Your Java virtual machine manages memory for you - which is highly convenient - but it might not be optimally tuned by default. By understanding some of the theory behind garbage collection you can more easily tune your collector. A common concern is collector efficiency, that is to say how much time your program spends executing program code rather than collecting garbage. Another common concern is long that application pauses for.
There's also a lot of hearsay and folklore out there about garbage collection and so understanding the algorithms in a bit more detail really helps avoid falling into common pitfalls and traps. Besides - for anyone interested in how computer science principles are applied and used, JVM internals are a great thing to look at.
What does stop-the-world mean?
Your program (or mutator in GC-Speak) will be allocating objects as it runs. At some point your heap needs to be collected and all of the collectors in hotspot pause your application. The term 'stop-the-world' is used to mean that all of the mutator's threads are paused.
Its possible to implement a garbage collector that doesn't need to pause. Azul have implemented an effectively pauseless collector in their Zing virtual machine. I won't be covering how it works but there's a really interesting whitepaper if you want to know more.
The Young/Weak Generational Hypothesis
Simply stated: Most allocated objects die young1. This concept was demonstrated by empirically analysing the memory allocation and liveness patterns of a large group of programs during the 1980s. What researchers found was that not only do most objects die young but once they live past a certain age they tend to live for a long time. The graph below is taken from a SUN/Oracle study looking at the lifespan of objects as a histogram.
How is Heap organised?
The young generational hypothesis has given rise to the idea of generational garbage collection in which heap is split up into several regions, and the placement of objects within each region corresponds to their age. One element that is common to the above these garbage collectors (other than G1) is the way that heap is organised into different spaces.
When objects are initially allocated, if they fit, they are stored in the Eden space. If the object survives a collection then it ends up in a survivor space. If it survives a few times (your tenuring threshold) then the object ends up in the tenured space. The specifics of the algorithms for collecting these spaces differs by collector, so I'll be covering them seperately in a future blog post.
This split is beneficial because it allows you to use different algorithms on different spaces. Some GC algorithms are more efficient if most of your objects are dead and some are more efficient if most of your objects are alive.

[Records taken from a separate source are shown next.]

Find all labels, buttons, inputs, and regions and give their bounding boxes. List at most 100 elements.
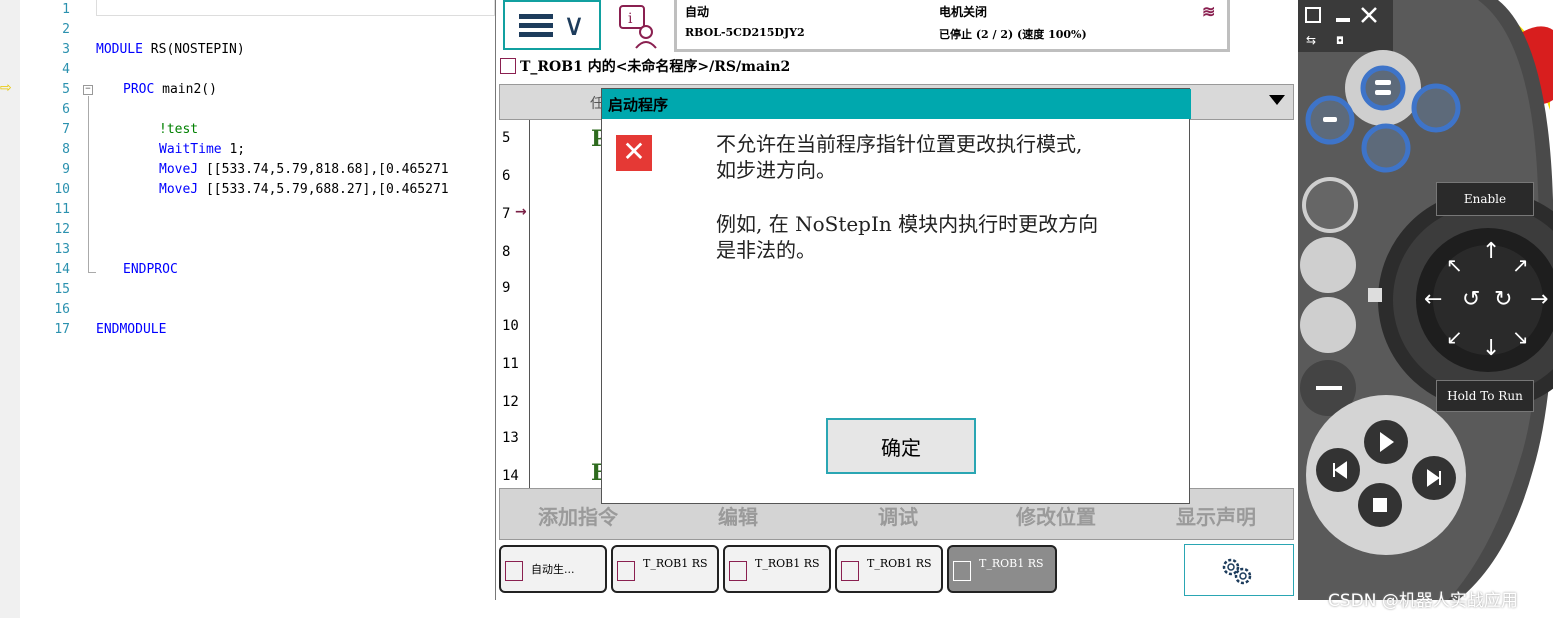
code-keyword: WaitTime: [159, 142, 222, 157]
code-line[interactable]: 4: [0, 60, 495, 80]
fold-guide: [88, 96, 89, 272]
code-line[interactable]: 10 MoveJ [[533.74,5.79,688.27],[0.465271: [0, 180, 495, 200]
code-text: PROC main2(): [123, 80, 217, 100]
code-line[interactable]: 17 ENDMODULE: [0, 320, 495, 340]
dialog-message-line2: 如步进方向。: [716, 158, 836, 182]
dropdown-arrow-icon[interactable]: [1269, 95, 1285, 105]
taskbar-item-rob1-1[interactable]: T_ROB1 RS: [611, 545, 719, 593]
program-line-number: 5: [502, 130, 511, 146]
code-line[interactable]: 16: [0, 300, 495, 320]
main-menu-button[interactable]: ∨: [503, 0, 601, 50]
code-editor[interactable]: 1 2 3 MODULE RS(NOSTEPIN) 4 5 PROC main2() −6 7!…: [0, 0, 495, 618]
program-pointer-icon: →: [515, 204, 527, 220]
program-line-number: 11: [502, 356, 519, 372]
dialog-message-line4: 是非法的。: [716, 238, 816, 262]
code-line[interactable]: 8 WaitTime 1;: [0, 140, 495, 160]
controller-name: RBOL-5CD215DJY2: [685, 26, 805, 39]
modify-position-button[interactable]: 修改位置: [1016, 501, 1096, 530]
fold-toggle-icon[interactable]: −: [83, 85, 93, 95]
line-number: 7: [62, 122, 70, 137]
dialog-message-line3: 例如, 在 NoStepIn 模块内执行时更改方向: [716, 212, 1099, 236]
execution-pointer-icon: ⇨: [0, 80, 12, 96]
code-line[interactable]: 11: [0, 200, 495, 220]
code-line[interactable]: 1: [0, 0, 495, 20]
chevron-down-icon: ∨: [563, 8, 585, 43]
show-declarations-button[interactable]: 显示声明: [1176, 501, 1256, 530]
watermark: CSDN @机器人实战应用: [1328, 591, 1518, 611]
svg-text:◘: ◘: [1336, 36, 1344, 47]
program-line-number: 12: [502, 394, 519, 410]
program-editor-icon: [500, 58, 516, 74]
program-editor-icon: [617, 561, 635, 581]
line-number: 4: [62, 62, 70, 77]
code-line[interactable]: 15: [0, 280, 495, 300]
taskbar-item-auto[interactable]: 自动生...: [499, 545, 607, 593]
code-line[interactable]: 5 PROC main2() −: [0, 80, 495, 100]
joystick-body: ⇆ ◘ ↑ ↓ ← → ↖ ↗ ↙ ↘ ↺ ↻: [1298, 0, 1553, 600]
line-number: 1: [62, 2, 70, 17]
code-line[interactable]: 13: [0, 240, 495, 260]
program-line-number: 7: [502, 206, 511, 222]
code-keyword: MODULE: [96, 42, 143, 57]
line-number: 2: [62, 22, 70, 37]
edit-button[interactable]: 编辑: [718, 501, 758, 530]
code-text: MoveJ [[533.74,5.79,688.27],[0.465271: [159, 180, 449, 200]
virtual-joystick-panel: ⇆ ◘ ↑ ↓ ← → ↖ ↗ ↙ ↘ ↺ ↻ Enable Hold To R…: [1298, 0, 1553, 600]
taskbar-item-rob1-2[interactable]: T_ROB1 RS: [723, 545, 831, 593]
gears-icon: [1222, 558, 1252, 585]
error-dialog: 启动程序 ✕ 不允许在当前程序指针位置更改执行模式, 如步进方向。 例如, 在 …: [601, 88, 1191, 504]
speed-icon: ≋: [1202, 2, 1216, 21]
code-line[interactable]: 3 MODULE RS(NOSTEPIN): [0, 40, 495, 60]
breadcrumb-text: T_ROB1 内的<未命名程序>/RS/main2: [520, 59, 791, 75]
hold-to-run-button[interactable]: Hold To Run: [1436, 380, 1534, 412]
code-line[interactable]: 14 ENDPROC: [0, 260, 495, 280]
operating-mode: 自动: [685, 5, 710, 19]
svg-text:→: →: [1530, 287, 1548, 312]
code-line[interactable]: 7 !test: [0, 120, 495, 140]
program-line-number: 9: [502, 280, 511, 296]
debug-button[interactable]: 调试: [878, 501, 918, 530]
code-body: 1;: [221, 142, 246, 157]
quickset-button[interactable]: [1184, 544, 1294, 596]
svg-text:←: ←: [1424, 287, 1442, 312]
code-text: MoveJ [[533.74,5.79,818.68],[0.465271: [159, 160, 449, 180]
event-log-icon[interactable]: i: [616, 2, 666, 50]
program-line-number: 8: [502, 244, 511, 260]
program-editor-icon: [841, 561, 859, 581]
line-number: 10: [54, 182, 70, 197]
code-line[interactable]: 2: [0, 20, 495, 40]
line-number: 17: [54, 322, 70, 337]
code-line[interactable]: 9 MoveJ [[533.74,5.79,818.68],[0.465271: [0, 160, 495, 180]
code-keyword: MoveJ: [159, 162, 199, 177]
code-keyword: ENDMODULE: [96, 322, 167, 337]
line-number: 16: [54, 302, 70, 317]
enable-button[interactable]: Enable: [1436, 182, 1534, 216]
add-instruction-button[interactable]: 添加指令: [538, 501, 618, 530]
code-keyword: PROC: [123, 82, 155, 97]
code-text: ENDMODULE: [96, 320, 166, 340]
taskbar-item-rob1-3[interactable]: T_ROB1 RS: [835, 545, 943, 593]
line-number: 8: [62, 142, 70, 157]
code-text: MODULE RS(NOSTEPIN): [96, 40, 245, 60]
dialog-message-line1: 不允许在当前程序指针位置更改执行模式,: [716, 132, 1083, 156]
status-bar[interactable]: 自动 RBOL-5CD215DJY2 电机关闭 已停止 (2 / 2) (速度 …: [674, 0, 1230, 52]
svg-text:↗: ↗: [1512, 253, 1529, 277]
code-text: WaitTime 1;: [159, 140, 245, 160]
code-text: ENDPROC: [123, 260, 178, 280]
svg-text:↺: ↺: [1462, 287, 1480, 312]
svg-text:↻: ↻: [1494, 287, 1512, 312]
program-editor-icon: [953, 561, 971, 581]
auto-produce-icon: [505, 561, 523, 581]
code-body: main2(): [154, 82, 217, 97]
code-line[interactable]: 6: [0, 100, 495, 120]
code-line[interactable]: 12: [0, 220, 495, 240]
motor-state: 电机关闭: [939, 5, 988, 19]
program-line-number: 13: [502, 430, 519, 446]
taskbar-item-rob1-active[interactable]: T_ROB1 RS: [947, 545, 1057, 593]
line-number: 9: [62, 162, 70, 177]
line-number: 14: [54, 262, 70, 277]
ok-button[interactable]: 确定: [826, 418, 976, 474]
svg-text:i: i: [628, 11, 633, 27]
program-line-number: 14: [502, 468, 519, 484]
error-icon: ✕: [616, 135, 652, 171]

Due to the generational hypothesis usually when it comes time to collect most objects in Eden and survivor spaces are dead, and most objects in tenured are alive.

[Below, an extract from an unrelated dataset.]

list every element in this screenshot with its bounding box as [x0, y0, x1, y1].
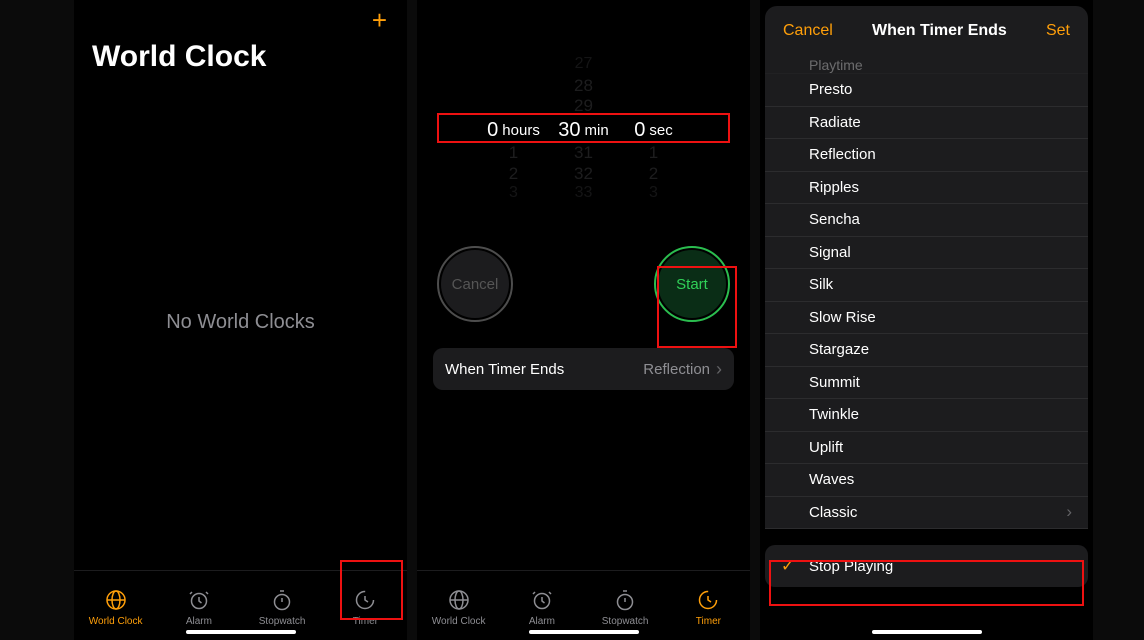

There is also the permgen - or permanent generation. This is a special generation that holds objects that are related to the Java language itself. For example information about loaded classes is held here. Historically Strings that were interened or were constants were also held here. The permanent generation is being removed in favour of metaspace.
The hotspot virtual machine actually has a variety of different Garbage Collectors. Each has a different set of performance characteristics and is more (or less) suited for different tasks. The key Garbage Collectors that I'll be looking at are:
- Parallel Scavenge (PS): the default collector in recently released JVMs. This stops-the-world in order to collect, but collects in parallel (ie using multiple threads).

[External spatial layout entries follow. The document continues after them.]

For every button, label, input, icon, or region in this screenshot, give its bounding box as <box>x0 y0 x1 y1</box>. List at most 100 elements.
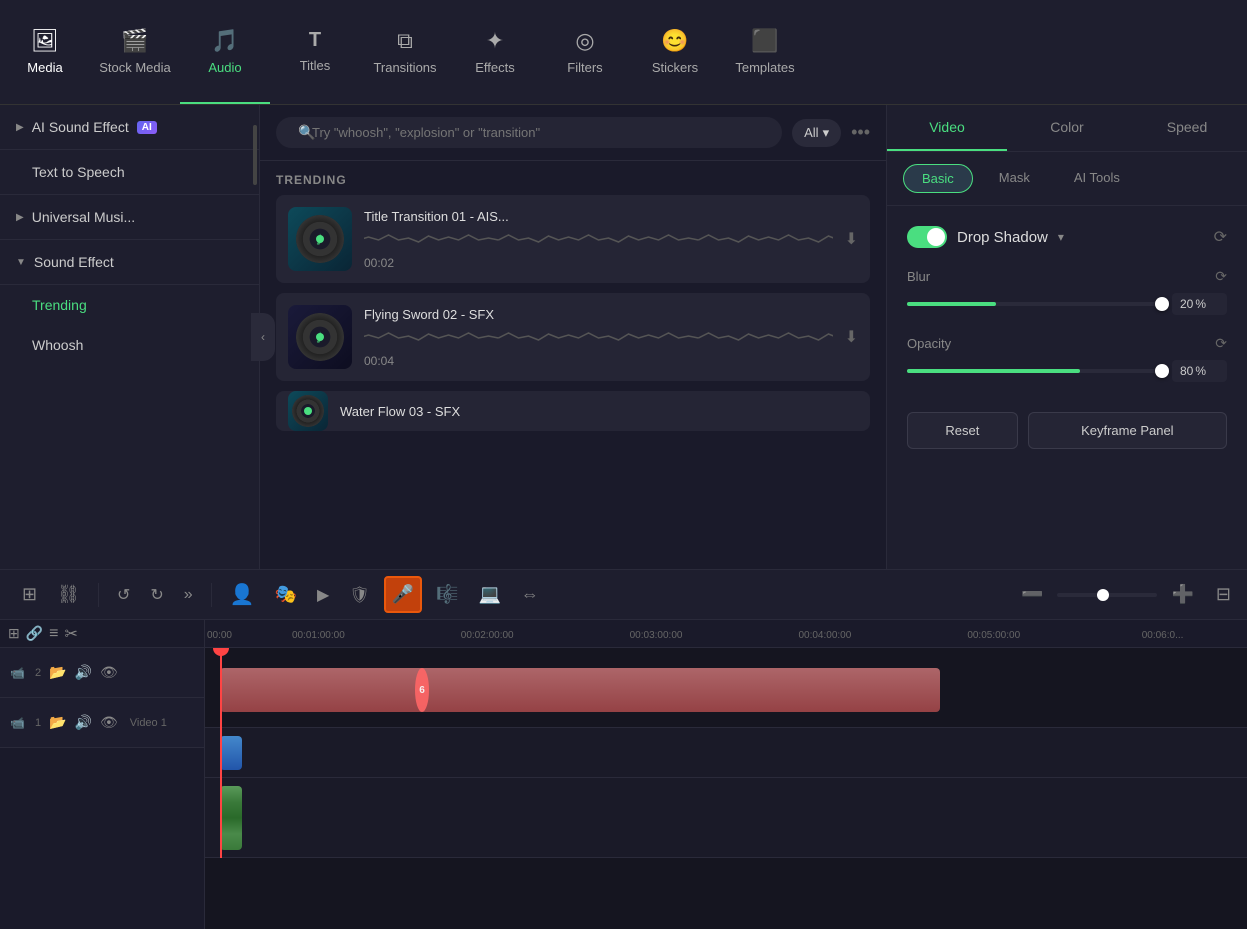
audio-track-button[interactable]: 🎼 <box>430 578 464 611</box>
more-actions-button[interactable]: » <box>178 580 199 610</box>
right-subtabs: Basic Mask AI Tools <box>887 152 1247 206</box>
timeline: ⊞ ⛓ ↺ ↻ » 👤 🎭 ▶ 🛡 🎤 🎼 💻 ⇔ ➖ ➕ ⊟ ⊞ <box>0 569 1247 929</box>
play-button[interactable]: ▶ <box>311 579 335 611</box>
nav-stock-media[interactable]: 🎬 Stock Media <box>90 0 180 104</box>
sidebar-sub-item-trending[interactable]: Trending <box>0 285 259 325</box>
audio-item-2[interactable]: ♪ Flying Sword 02 - SFX 00:04 ⬇ <box>276 293 870 381</box>
video1-clip[interactable] <box>220 786 242 850</box>
audio-title-2: Flying Sword 02 - SFX <box>364 307 833 322</box>
track-2-eye-btn[interactable]: 👁 <box>100 664 118 681</box>
download-button-1[interactable]: ⬇ <box>845 229 858 249</box>
playhead-indicator: 6 <box>415 668 429 712</box>
subtab-ai-tools[interactable]: AI Tools <box>1056 164 1138 193</box>
nav-media[interactable]: 🖼 Media <box>0 0 90 104</box>
tab-video[interactable]: Video <box>887 105 1007 151</box>
zoom-slider[interactable] <box>1057 593 1157 597</box>
more-options-button[interactable]: ••• <box>851 122 870 143</box>
right-content: Drop Shadow ▾ ⟳ Blur ⟳ <box>887 206 1247 569</box>
sidebar-item-text-to-speech[interactable]: Text to Speech <box>0 150 259 195</box>
ai-sound-effect-label: AI Sound Effect <box>32 119 129 135</box>
audio-thumb-2: ♪ <box>288 305 352 369</box>
drop-shadow-toggle[interactable] <box>907 226 947 248</box>
layer2-clip[interactable] <box>220 736 242 770</box>
opacity-reset-icon[interactable]: ⟳ <box>1215 335 1227 352</box>
timeline-settings-button[interactable]: ⊟ <box>1216 584 1231 605</box>
opacity-row: Opacity ⟳ 80 % <box>907 335 1227 382</box>
effects-icon: ✦ <box>486 28 504 54</box>
nav-templates[interactable]: ⬛ Templates <box>720 0 810 104</box>
blur-slider-fill <box>907 302 996 306</box>
blur-reset-icon[interactable]: ⟳ <box>1215 268 1227 285</box>
link-tracks-btn[interactable]: 🔗 <box>26 625 43 642</box>
sidebar-sub-item-whoosh[interactable]: Whoosh <box>0 325 259 365</box>
collapse-arrow2-icon: ▶ <box>16 212 24 223</box>
swap-button[interactable]: ⇔ <box>515 578 545 611</box>
subtab-basic[interactable]: Basic <box>903 164 973 193</box>
nav-filters[interactable]: ◎ Filters <box>540 0 630 104</box>
microphone-button[interactable]: 🎤 <box>384 576 422 613</box>
drop-shadow-expand-icon[interactable]: ▾ <box>1058 230 1064 244</box>
ruler-mark-3: 00:03:00:00 <box>572 625 741 643</box>
nav-effects[interactable]: ✦ Effects <box>450 0 540 104</box>
redo-button[interactable]: ↻ <box>144 579 169 611</box>
audio-icon: 🎵 <box>211 28 238 54</box>
sidebar-item-ai-sound-effect[interactable]: ▶ AI Sound Effect AI <box>0 105 259 150</box>
nav-transitions[interactable]: ⧉ Transitions <box>360 0 450 104</box>
subtab-mask[interactable]: Mask <box>981 164 1048 193</box>
track-2-audio-btn[interactable]: 🔊 <box>75 664 92 681</box>
main-clip[interactable] <box>220 668 940 712</box>
track-1-audio-btn[interactable]: 🔊 <box>75 714 92 731</box>
universal-music-label: Universal Musi... <box>32 209 135 225</box>
tab-color[interactable]: Color <box>1007 105 1127 151</box>
drop-shadow-reset-icon[interactable]: ⟳ <box>1214 227 1227 247</box>
nav-stickers[interactable]: 😊 Stickers <box>630 0 720 104</box>
add-video-track-btn[interactable]: ⊞ <box>8 625 20 642</box>
audio-item-1[interactable]: ♪ Title Transition 01 - AIS... 00:02 ⬇ <box>276 195 870 283</box>
collapse-panel-button[interactable]: ‹ <box>251 313 275 361</box>
blur-label: Blur <box>907 269 930 284</box>
ai-trim-btn[interactable]: ✂ <box>65 624 78 644</box>
keyframe-panel-button[interactable]: Keyframe Panel <box>1028 412 1227 449</box>
avatar-button[interactable]: 👤 <box>224 576 261 613</box>
timeline-tracks-header: ⊞ 🔗 ≡ ✂ 📹 2 📂 🔊 👁 📹 1 📂 🔊 👁 Video 1 <box>0 620 205 929</box>
captions-btn[interactable]: ≡ <box>49 625 58 643</box>
chevron-left-icon: ‹ <box>261 330 265 344</box>
right-panel: Video Color Speed Basic Mask AI Tools <box>887 105 1247 569</box>
screen-record-button[interactable]: 💻 <box>472 578 506 611</box>
blur-slider[interactable] <box>907 302 1162 306</box>
sidebar-item-sound-effect[interactable]: ▼ Sound Effect <box>0 240 259 285</box>
vinyl-disc-3 <box>292 395 324 427</box>
nav-titles[interactable]: T Titles <box>270 0 360 104</box>
undo-button[interactable]: ↺ <box>111 579 136 611</box>
nav-audio[interactable]: 🎵 Audio <box>180 0 270 104</box>
opacity-slider-thumb[interactable] <box>1155 364 1169 378</box>
tab-speed[interactable]: Speed <box>1127 105 1247 151</box>
sidebar-item-universal-music[interactable]: ▶ Universal Musi... <box>0 195 259 240</box>
audio-title-3: Water Flow 03 - SFX <box>340 404 858 419</box>
collapse-arrow-icon: ▶ <box>16 122 24 133</box>
download-button-2[interactable]: ⬇ <box>845 327 858 347</box>
audio-info-1: Title Transition 01 - AIS... 00:02 <box>364 209 833 270</box>
zoom-in-button[interactable]: ➕ <box>1165 578 1199 611</box>
track-row-layer2 <box>205 728 1247 778</box>
audio-item-3[interactable]: Water Flow 03 - SFX <box>276 391 870 431</box>
connect-clip-button[interactable]: ⛓ <box>51 578 86 611</box>
search-input[interactable] <box>276 117 782 148</box>
mask-button[interactable]: 🛡 <box>343 579 375 611</box>
track-2-folder-btn[interactable]: 📂 <box>49 664 66 681</box>
reset-button[interactable]: Reset <box>907 412 1018 449</box>
timeline-content: 00:00 00:01:00:00 00:02:00:00 00:03:00:0… <box>205 620 1247 929</box>
toolbar-separator-1 <box>98 583 99 607</box>
center-panel: 🔍 All ▾ ••• TRENDING ♪ <box>260 105 887 569</box>
add-media-button[interactable]: ⊞ <box>16 578 43 611</box>
filter-all-button[interactable]: All ▾ <box>792 119 841 147</box>
toggle-thumb <box>927 228 945 246</box>
playhead[interactable] <box>220 648 222 858</box>
zoom-out-button[interactable]: ➖ <box>1015 578 1049 611</box>
opacity-slider[interactable] <box>907 369 1162 373</box>
track-1-folder-btn[interactable]: 📂 <box>49 714 66 731</box>
blur-slider-thumb[interactable] <box>1155 297 1169 311</box>
audio-duration-1: 00:02 <box>364 256 833 270</box>
track-1-eye-btn[interactable]: 👁 <box>100 714 118 731</box>
camera-effects-button[interactable]: 🎭 <box>269 578 303 611</box>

- Concurrent Mark Sweep (CMS): this collector has several phases, some of which stop the world, but runs concurrently with the program for several of its phases as well.
- Incremental Concurrent Mark Sweep (iCMS): a variant of CMS designed for lower pauses. It sometimes achieves this!
- Garbage First (G1): a newish collector that's recently become more stable and is in slowly increasing usage.
I've given a few introductory points of thought about garbage collection, in the next post I'll be covering the Parallel Scavenge collector - which is currently the default collector. I'd also like to provide a link to my employer who have a GC log analyser which we think is pretty useful.
- "hotspot" is the name given to the codebase common behind openjdk and the official Oracle JVM. As of Java 7 openjdk is the reference implementation for Java SE.
- Technically what I described above is the 'weak generational hypothesis' which has empirical validation. There's also a strong variant which can be stated as The mean lifetime of a heap allocated object is equal to the mean amount of reachable storage. This is actually mathematically provable by taking Little's Law and setting Λ to 1. Simple proof!
- I'll cover the way heap is organised within G1 on a G1-specific blog post.